Users are charged 0.2% of the value of the funds they hold and 0.1% on all other investments, with a minimum fee of £4 a month and maximum of £125 per month; there is no minimum investment.

Barclays Stockbrokers is the third largest DIY investing platform in the UK and is beefing up its service in response to the continuing evolution of Bristolian behemoth Hargreaves Lansdown, and the recently merged Interactive Investor and TD Waterhouse businesses.

Most existing Barclays Stockbrokers customers will see charges fall as the two systems eventually merge, and there are plans to roll the service out to non-Barclays customers next year.

Barclays’ Clare Francis said: ‘It’s an entirely new service and platform; initially it’s aimed at making a new range of investments and tools available to our current account banking customers.’

‘After that we will move our existing Barclays Stockbroker clients over.’

Once the businesses are integrated, Barclays plans to improve its proposition for existing stock broker customers as its existing platform has started to look a little jaded in comparison to its rivals.

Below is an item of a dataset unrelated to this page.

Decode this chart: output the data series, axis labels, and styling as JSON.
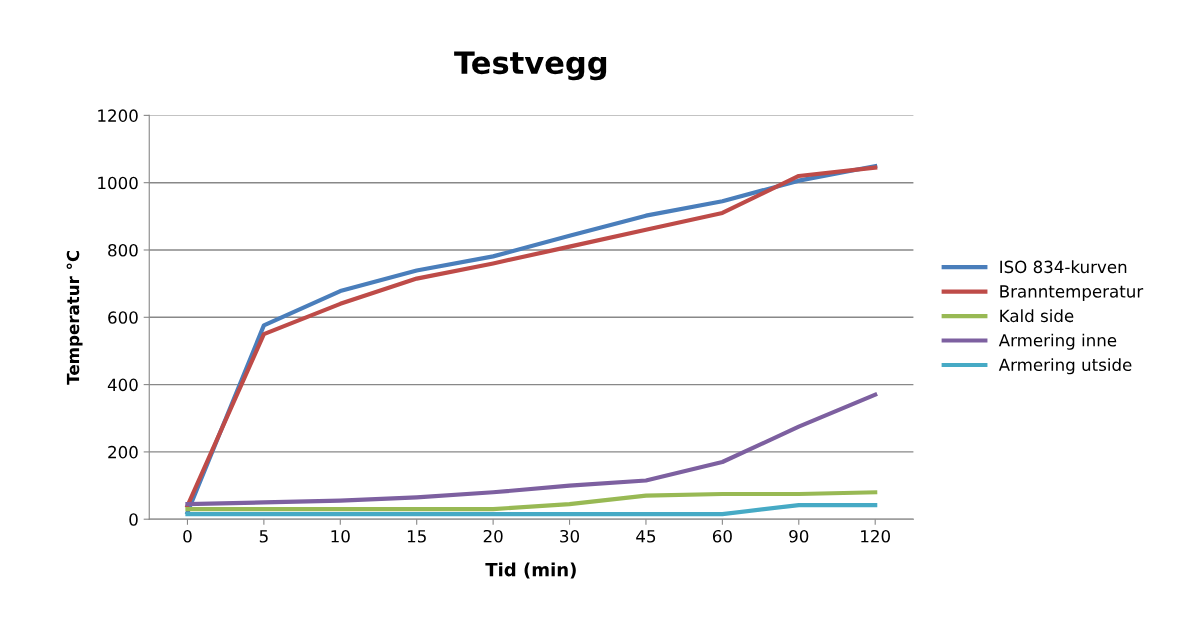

Long overdue is a mobile phone application to keep abreast of the changing behaviour of investors; Hargreaves Lansdown which has had an app for more than three years reports that up to a quarter of its trading is done from a mobile device.

In this day and age Barclays simply cannot afford not to at least match its rivals in this regard and it also needs to plug other gaps in its offering such as by admitting foreign shares into ISA accounts and providing investment trust research in support of the increasingly popular asset type.

Online stockbroking customers have long demonstrated a willingness to search out the lowest possible commissions, and those lacking leading edge technology can very quickly and easily be sidelined.

For Barclays to target its very large pool of savers and current account customers seems a logical move, but it might also prove very significant in encouraging those receiving negligible returns on cash products to seek better returns elsewhere; managed sensitively and with appropriate levels of education and support, Barclays may be making a significant contribution in turning savers into investors.